Dans le rêve, une fine couche de givre recouvrait les touches noires et blanches du piano à queue posé là, tard dans la nuit noire, exposé à la pleine lune gibbeuse.
Saison indéfinie, saison neutre fermée aux couleurs.
Une femme nue apparaît assise au piano, aussitôt se met à jouer lentement d’abord, puis de plus en plus vite, des notes cristallines. Elle frissonne.

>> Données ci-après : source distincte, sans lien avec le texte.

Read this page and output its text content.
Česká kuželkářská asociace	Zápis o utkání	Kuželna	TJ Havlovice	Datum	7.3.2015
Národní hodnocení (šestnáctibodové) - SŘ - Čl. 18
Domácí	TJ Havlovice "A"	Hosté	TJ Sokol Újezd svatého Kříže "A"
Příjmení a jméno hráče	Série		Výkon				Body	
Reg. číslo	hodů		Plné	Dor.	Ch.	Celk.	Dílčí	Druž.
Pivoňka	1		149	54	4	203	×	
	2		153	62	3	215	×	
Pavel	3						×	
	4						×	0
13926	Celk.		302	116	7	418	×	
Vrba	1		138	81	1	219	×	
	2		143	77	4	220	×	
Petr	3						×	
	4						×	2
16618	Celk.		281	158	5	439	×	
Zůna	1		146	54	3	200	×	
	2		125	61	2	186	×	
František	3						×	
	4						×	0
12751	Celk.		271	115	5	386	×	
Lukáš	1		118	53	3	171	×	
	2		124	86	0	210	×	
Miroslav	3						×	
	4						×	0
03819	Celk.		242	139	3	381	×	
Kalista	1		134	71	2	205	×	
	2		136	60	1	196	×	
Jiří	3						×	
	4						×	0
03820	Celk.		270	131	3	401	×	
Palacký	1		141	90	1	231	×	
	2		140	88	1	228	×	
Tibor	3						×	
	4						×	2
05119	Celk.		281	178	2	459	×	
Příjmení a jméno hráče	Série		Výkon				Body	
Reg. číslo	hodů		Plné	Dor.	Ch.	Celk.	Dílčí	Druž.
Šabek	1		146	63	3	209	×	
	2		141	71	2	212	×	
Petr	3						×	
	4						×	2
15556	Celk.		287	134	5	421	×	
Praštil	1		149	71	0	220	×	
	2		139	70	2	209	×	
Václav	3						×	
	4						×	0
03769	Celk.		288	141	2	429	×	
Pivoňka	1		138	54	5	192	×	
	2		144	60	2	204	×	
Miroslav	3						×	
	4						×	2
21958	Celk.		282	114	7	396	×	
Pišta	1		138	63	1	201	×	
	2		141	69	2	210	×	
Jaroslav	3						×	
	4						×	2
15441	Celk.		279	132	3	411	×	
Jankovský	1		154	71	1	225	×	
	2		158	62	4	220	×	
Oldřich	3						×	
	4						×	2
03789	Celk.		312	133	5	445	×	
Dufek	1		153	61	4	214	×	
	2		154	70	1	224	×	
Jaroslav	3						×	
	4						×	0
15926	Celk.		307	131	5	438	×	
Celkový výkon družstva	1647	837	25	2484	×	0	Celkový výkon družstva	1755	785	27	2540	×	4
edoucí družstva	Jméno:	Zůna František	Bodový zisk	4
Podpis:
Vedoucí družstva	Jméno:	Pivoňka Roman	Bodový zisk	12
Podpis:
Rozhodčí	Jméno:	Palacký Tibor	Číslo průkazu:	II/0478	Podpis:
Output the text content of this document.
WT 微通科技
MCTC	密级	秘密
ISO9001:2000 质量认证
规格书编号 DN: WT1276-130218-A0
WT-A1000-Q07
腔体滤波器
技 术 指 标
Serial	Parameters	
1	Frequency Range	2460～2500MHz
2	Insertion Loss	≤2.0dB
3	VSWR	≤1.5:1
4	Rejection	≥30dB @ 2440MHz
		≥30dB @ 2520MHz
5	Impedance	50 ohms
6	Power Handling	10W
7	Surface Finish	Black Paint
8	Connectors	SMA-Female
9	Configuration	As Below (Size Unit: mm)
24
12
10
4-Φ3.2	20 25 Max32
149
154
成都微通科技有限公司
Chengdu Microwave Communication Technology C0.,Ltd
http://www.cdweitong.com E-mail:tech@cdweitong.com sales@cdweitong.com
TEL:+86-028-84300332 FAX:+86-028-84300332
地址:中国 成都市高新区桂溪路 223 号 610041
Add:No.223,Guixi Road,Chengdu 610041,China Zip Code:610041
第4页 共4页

Comme des cloches lointaines tintent dans l’espace, des cloches nuptiales.
Il se fait un silence, puis un hennissement déchire la nuit.
Elle reprend son jeu, lent à nouveau, presque distrait, tant les notes paraissent distantes l’une de l’autre.
Sur son épaule, une minuscule clé de sol fluorescente.
Les cordes pincées d’une mandoline s’agrègent aux notes cristallines du piano. Le son aigrelet de la mandoline laisse entendre une rumeur de clavecin que vient tempérer le piano.
Je m’approche d’elle à pas feutrés, pose ma main droite sur son épaule. Elle tremble de tout son être. Je couvre ses épaules nues d’un foulard de soie bleue. Elle tourne alors la tête vers moi, me sourit doucement. Elle a les yeux brillants.
L’espace d’un instant, j’entrevois une partition entièrement composée de petites images qui figurent toutes mon visage souriant.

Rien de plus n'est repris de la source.